Wednesday, September 28, 2011

Berger and Luckman, Vygotsky, and the Pierce

As I see it, Berger and Luckman are illustrating a relationship between man, social reality (institutions and their control over human behavior) and what is considered man’s objective reality. Man produces a social reality and this social reality reciprocally controls man’s behavior, thereby institutionalizing him. Together this relationship creates a third party or resultant phenomena: social reality becomes man’s objective reality where man becomes a product. This idea resonates with Pierce and Vygotsky to certain extents as well.

Vygotsky explains the analogous relationship between tools and signs. Although they are not identical in their similarities they are mutually linked. Tools are man’s external method of mastering nature. Signs are man’s internal way of mastering his/her own nature. However, “Man’s alteration of nature alters man’s own nature” (55). This reciprocal relationship illustrates that man’s external activities that are “socially rooted and historically developed,” are internalized. Berger and Luckman express the effect of internalization on society when they write, “A world [the objectivity of the institutional world] so regarded attains a firmness in consciousness; it becomes real in an ever more massive way and it can no longer be changes so readily” (4).

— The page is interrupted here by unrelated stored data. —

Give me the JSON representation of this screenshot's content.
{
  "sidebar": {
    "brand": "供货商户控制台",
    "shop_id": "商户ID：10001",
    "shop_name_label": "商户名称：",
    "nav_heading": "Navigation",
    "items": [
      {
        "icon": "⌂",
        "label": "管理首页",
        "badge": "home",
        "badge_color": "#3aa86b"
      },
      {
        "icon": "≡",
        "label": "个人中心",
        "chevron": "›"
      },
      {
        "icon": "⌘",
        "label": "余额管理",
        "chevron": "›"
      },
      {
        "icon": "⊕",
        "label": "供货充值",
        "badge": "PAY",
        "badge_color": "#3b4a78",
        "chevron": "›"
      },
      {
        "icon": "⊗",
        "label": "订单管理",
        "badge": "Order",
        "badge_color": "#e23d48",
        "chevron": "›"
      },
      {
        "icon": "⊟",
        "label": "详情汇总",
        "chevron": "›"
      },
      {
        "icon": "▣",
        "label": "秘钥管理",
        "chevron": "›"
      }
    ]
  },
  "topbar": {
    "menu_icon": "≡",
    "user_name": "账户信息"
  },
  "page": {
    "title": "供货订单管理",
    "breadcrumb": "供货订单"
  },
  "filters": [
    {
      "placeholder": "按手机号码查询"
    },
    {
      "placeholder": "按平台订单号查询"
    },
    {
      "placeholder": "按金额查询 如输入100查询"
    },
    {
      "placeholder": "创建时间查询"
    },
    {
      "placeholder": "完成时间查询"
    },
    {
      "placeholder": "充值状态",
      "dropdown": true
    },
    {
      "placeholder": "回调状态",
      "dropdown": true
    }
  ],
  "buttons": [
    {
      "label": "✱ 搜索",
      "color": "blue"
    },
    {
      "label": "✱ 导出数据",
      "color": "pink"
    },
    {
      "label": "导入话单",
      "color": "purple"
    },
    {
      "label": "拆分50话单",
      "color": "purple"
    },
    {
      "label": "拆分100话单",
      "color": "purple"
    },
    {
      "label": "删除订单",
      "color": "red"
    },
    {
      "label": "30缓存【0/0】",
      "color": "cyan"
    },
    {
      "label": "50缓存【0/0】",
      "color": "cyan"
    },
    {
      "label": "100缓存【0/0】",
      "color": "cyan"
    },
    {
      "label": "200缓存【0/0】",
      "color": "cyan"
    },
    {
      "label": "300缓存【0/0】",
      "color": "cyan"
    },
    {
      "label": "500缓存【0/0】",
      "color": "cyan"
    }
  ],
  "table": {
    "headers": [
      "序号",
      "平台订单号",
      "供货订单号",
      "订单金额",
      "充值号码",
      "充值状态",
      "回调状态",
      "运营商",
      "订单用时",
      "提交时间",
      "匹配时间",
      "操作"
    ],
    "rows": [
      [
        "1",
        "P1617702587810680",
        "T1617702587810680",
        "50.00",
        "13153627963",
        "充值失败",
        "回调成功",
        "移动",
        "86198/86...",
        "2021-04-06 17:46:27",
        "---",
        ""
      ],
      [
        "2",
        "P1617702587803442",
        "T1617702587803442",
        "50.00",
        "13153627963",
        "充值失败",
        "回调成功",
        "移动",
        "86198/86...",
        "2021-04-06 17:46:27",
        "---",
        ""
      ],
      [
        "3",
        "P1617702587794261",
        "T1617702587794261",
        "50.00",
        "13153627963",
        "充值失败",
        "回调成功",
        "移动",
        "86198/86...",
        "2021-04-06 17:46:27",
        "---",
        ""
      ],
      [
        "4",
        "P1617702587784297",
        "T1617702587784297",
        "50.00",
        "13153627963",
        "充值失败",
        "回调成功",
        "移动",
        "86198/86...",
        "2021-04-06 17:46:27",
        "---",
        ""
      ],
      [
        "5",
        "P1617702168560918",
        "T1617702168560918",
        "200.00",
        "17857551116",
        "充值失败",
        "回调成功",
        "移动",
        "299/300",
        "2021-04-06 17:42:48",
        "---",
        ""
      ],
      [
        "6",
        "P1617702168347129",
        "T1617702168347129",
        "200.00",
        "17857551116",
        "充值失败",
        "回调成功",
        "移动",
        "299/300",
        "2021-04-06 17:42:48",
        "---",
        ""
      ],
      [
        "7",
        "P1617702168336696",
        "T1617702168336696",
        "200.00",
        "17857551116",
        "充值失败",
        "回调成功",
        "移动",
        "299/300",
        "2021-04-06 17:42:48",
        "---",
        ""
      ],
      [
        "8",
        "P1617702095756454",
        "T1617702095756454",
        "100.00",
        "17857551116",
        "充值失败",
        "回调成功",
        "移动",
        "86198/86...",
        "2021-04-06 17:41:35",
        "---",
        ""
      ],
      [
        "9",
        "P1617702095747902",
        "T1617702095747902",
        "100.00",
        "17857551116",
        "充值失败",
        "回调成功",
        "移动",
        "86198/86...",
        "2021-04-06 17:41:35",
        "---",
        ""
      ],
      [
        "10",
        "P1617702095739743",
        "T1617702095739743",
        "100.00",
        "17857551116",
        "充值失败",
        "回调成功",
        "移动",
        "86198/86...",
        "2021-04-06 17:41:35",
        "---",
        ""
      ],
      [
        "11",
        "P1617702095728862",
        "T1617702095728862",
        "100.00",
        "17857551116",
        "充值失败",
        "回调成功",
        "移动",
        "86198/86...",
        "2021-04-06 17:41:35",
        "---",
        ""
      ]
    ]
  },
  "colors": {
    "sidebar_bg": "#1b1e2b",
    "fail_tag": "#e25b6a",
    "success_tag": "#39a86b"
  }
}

Although I do not fully understand Pierce, I feel he relates to Vygotsky and Berger and Luckman when he writes, “It is that the word or sign that man uses is the man himself. For the fact that every thought is a sign, taken in conjunction with the fact that life is a train of thought, proves that man is a sign” (2). Pierce agrees with Berger and Luckman clearly by the statement that man is a product of himself.

Wow, what I wrote doesn’t seem to make much sense.